Há histórias que não pertencem apenas aos homens, mas aos mundos que eles moldaram. Recolho aqui uma memória antiga, quase perdida, de como os reinos de Quimera e Tormenta vieram a existir, pois sinto que essas lembranças podem ser úteis aos que vierem depois de mim.
No início, quando os primeiros Andarilhos cruzaram as fronteiras de Ekhaya, o mundo era jovem e inconstante, ainda se ajustando às emanações dos sonhos humanos. Esses sonhos – feitos da essência mais pura da alma – começaram a se derramar sobre o nosso reino, criando uma tensão entre luz e sombra. Foi assim que surgiram Quimera e Tormenta, dois reinos que não são opostos, mas reflexos complementares da alma humana.
“Dos sonhos, ergueu-se a beleza e o caos.”
Quimera nasceu da esperança. Um momento raro na história da humanidade, quando o otimismo coletivo moldou um reino vibrante. Lembro-me de ouvir os relatos dos primeiros Andarilhos: vastas planícies douradas, castelos flutuantes construídos pelas aspirações mais grandiosas, florestas que cantavam em vozes de harmonia. Tudo lá parecia mutável, um reflexo direto da criatividade humana.
Mas a beleza de Quimera também é instável. Os Andarilhos aprenderam depressa que o reino não apenas reflete suas aspirações, mas também suas dúvidas. O desejo, mal compreendido, pode virar uma armadilha. Testemunhei viajantes ficarem presos em ciclos intermináveis de ilusões, incapazes de distinguir o real do imaginado.
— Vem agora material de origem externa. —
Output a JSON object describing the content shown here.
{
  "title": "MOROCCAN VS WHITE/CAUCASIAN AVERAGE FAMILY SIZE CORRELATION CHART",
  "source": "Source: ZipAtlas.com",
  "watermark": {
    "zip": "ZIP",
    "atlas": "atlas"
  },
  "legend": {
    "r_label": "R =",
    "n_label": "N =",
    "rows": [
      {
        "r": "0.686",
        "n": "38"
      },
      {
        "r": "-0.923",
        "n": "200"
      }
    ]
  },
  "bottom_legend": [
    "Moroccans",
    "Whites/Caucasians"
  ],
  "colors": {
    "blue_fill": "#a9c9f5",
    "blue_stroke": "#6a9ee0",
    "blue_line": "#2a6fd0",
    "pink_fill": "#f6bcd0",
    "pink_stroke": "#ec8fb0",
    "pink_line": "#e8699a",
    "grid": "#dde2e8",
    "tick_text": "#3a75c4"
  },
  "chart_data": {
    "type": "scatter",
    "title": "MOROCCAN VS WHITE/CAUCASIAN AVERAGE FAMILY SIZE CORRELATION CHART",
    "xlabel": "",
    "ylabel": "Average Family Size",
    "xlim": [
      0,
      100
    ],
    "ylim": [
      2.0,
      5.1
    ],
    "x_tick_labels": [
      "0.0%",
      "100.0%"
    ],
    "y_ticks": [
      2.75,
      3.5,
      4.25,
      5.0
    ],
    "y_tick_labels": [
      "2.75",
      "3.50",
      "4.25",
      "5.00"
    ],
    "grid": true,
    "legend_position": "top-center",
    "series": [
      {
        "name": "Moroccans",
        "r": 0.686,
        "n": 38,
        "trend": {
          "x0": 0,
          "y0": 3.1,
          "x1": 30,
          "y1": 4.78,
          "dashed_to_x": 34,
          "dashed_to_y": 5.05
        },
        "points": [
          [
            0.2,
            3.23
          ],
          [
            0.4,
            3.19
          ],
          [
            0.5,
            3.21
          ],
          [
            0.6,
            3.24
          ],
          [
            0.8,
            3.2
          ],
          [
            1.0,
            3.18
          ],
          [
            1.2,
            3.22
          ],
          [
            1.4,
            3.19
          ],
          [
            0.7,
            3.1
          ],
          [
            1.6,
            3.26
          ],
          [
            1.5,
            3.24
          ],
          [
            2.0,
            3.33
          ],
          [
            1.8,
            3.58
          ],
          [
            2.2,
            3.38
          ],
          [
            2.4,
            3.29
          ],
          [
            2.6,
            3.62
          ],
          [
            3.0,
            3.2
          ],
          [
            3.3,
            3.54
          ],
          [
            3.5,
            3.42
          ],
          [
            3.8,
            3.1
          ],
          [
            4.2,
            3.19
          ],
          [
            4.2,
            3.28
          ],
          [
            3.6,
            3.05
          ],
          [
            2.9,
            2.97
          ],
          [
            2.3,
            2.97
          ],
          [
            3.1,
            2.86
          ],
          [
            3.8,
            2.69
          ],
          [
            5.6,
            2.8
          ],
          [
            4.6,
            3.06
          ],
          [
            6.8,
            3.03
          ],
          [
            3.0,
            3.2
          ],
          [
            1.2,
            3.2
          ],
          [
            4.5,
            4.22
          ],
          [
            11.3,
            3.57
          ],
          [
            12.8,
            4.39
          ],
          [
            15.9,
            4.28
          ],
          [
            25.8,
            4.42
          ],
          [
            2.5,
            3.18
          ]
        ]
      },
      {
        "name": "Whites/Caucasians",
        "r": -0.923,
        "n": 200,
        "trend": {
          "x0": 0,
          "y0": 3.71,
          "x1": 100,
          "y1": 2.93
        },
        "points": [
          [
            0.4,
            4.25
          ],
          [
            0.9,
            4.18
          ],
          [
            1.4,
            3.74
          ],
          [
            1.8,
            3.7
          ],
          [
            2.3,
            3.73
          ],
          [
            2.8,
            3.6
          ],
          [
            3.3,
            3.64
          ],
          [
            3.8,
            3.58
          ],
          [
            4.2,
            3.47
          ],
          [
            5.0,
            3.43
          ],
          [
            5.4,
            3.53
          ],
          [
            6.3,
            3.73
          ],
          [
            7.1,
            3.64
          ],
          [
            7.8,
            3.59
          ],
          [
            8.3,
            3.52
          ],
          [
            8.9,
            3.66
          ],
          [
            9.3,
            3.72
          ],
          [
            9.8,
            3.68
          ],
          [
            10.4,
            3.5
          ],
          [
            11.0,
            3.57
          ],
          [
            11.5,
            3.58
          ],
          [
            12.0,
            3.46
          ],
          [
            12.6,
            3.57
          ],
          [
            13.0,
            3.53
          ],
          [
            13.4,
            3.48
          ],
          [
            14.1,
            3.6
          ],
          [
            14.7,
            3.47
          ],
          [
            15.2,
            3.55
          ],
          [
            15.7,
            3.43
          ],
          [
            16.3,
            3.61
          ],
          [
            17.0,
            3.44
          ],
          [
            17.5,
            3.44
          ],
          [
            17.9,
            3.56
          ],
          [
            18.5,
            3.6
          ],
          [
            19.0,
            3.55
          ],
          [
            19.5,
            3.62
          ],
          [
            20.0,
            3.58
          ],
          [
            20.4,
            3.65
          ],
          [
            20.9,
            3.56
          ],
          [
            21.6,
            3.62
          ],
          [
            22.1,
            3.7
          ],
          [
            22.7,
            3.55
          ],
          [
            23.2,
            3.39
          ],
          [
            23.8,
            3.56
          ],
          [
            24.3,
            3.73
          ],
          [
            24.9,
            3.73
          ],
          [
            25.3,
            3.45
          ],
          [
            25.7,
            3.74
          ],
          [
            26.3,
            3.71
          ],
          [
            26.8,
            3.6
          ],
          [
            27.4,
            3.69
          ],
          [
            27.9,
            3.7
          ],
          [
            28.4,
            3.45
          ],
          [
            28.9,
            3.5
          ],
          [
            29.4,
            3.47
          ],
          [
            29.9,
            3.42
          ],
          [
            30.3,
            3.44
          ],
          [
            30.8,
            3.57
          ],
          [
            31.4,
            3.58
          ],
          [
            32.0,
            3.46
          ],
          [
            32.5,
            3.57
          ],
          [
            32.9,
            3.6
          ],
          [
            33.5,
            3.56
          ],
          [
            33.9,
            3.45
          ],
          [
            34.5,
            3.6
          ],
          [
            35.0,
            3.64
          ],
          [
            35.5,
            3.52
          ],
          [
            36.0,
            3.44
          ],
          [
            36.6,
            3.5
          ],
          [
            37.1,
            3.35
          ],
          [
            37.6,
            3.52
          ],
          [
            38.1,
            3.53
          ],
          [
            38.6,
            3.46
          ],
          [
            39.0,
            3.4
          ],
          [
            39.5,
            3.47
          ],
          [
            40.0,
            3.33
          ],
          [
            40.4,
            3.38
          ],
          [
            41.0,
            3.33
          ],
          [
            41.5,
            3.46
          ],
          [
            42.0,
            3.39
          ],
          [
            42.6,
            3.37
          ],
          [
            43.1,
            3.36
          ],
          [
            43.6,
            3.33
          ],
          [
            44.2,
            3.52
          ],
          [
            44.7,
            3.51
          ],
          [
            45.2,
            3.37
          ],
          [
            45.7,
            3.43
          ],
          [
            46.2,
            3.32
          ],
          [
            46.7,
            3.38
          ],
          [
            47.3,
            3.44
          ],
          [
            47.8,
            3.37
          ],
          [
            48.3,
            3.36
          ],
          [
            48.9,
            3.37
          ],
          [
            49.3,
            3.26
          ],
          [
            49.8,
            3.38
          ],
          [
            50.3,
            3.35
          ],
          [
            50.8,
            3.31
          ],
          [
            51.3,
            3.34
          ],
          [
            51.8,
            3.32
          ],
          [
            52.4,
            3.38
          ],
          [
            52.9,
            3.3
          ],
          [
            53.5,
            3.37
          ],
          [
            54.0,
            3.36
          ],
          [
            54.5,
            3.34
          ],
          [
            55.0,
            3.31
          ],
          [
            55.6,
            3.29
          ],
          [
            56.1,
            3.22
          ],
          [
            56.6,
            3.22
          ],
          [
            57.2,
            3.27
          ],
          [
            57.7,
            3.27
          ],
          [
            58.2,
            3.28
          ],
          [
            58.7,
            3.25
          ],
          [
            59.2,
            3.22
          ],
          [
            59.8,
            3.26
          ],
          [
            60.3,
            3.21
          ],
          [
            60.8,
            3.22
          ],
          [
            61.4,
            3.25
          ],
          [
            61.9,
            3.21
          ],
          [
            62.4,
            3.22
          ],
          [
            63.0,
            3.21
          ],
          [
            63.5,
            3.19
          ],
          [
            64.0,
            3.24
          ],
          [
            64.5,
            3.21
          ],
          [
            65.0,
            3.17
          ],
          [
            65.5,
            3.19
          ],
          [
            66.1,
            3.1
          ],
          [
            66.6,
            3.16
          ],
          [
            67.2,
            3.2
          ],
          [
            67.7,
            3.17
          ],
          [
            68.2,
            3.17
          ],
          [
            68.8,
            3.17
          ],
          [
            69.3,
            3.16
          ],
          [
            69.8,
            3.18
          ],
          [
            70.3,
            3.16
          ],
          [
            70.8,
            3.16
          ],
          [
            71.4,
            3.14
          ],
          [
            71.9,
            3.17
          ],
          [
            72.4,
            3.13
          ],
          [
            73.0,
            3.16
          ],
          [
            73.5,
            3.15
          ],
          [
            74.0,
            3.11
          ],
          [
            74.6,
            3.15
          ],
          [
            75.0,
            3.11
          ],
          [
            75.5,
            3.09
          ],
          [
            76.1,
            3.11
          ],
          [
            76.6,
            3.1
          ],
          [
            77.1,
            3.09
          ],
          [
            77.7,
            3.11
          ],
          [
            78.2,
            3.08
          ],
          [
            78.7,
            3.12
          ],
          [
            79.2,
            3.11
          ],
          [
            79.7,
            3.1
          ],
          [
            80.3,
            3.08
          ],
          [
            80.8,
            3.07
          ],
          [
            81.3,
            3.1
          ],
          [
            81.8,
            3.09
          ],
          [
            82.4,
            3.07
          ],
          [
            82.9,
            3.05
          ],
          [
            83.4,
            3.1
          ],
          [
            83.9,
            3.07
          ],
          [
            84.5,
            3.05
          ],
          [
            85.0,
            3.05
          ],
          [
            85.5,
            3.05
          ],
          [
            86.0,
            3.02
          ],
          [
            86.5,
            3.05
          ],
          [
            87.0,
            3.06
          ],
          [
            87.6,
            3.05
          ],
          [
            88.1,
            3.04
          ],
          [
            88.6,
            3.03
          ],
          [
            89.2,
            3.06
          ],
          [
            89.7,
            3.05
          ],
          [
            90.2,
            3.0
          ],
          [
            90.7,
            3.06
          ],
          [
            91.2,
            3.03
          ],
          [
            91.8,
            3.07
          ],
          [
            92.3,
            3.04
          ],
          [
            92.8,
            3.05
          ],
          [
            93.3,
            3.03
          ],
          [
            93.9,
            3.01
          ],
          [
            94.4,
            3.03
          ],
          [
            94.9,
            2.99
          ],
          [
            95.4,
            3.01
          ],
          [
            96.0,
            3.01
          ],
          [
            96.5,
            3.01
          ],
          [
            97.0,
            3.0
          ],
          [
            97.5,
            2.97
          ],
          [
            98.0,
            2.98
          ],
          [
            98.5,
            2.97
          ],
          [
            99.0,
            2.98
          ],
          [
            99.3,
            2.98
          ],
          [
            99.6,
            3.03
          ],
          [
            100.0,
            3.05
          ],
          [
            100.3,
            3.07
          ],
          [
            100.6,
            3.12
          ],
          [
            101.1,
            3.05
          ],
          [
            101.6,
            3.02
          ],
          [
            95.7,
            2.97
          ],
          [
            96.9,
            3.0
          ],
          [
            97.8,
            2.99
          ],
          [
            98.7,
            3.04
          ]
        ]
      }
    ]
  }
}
Um lugar de inspiração, sim, mas também de perigos sutis.
“Do medo, nasceu o abismo.”
Se Quimera é um sonho desperto, Tormenta é um grito sufocado no vazio. Lembro-me da primeira vez que ouvi falar dele. Um veterano regressou pálido e amedrontado, murmurando sobre florestas de sombras vivas e mares onde algo terrível espreitava. Tormenta nasceu do que há de mais sombrio no coração humano: os medos, os traumas, os horrores enterrados.
Os Devassos, entidades que habitam Tormenta, não são criaturas no sentido usual. Eles são pedaços de pesadelos que ganharam forma. Quem sucumbe a eles... não volta. Já vi muitos jovens Andarilhos desaparecem em Tormenta, atraídos por suas próprias fraquezas.
Dizem que Tormenta é estático, uma prisão onde o tempo parece congelado. Poucos se arriscam a entrar lá, exceto os mais corajosos ou os mais desesperados. E ainda assim, há histórias de almas sendo resgatadas desse abismo, como se a coragem pudesse romper as correntes do medo.
Quimera e Tormenta não podem ser separados. Como o dia não existe sem a noite, esses reinos são interdependentes. Quando um sonho perde seu brilho, ele cai em Tormenta; e quando um pesadelo é superado, sua energia pode ser reciclada para criar algo belo em Quimera.
Há uma lição nisso, talvez: os dois reinos refletem não apenas a humanidade, mas a jornada interna dos Andarilhos. Dominar Quimera significa aprender a discernir entre aspiração e ilusão. Dominar Tormenta exige coragem para enfrentar o que mais nos assusta.
Penso, às vezes, se o equilíbrio entre esses dois reinos não é também o equilíbrio dentro de cada um dos Andarilhos. Quimera nos lembra que os sonhos podem nos elevar, mas também nos perder. Tormenta nos ensina que o medo pode nos esmagar, mas também nos fortalecer.
Eu acredito que os reinos marginais não são o destino final. Eles são espelhos. E aquilo que você vê neles... é você mesmo.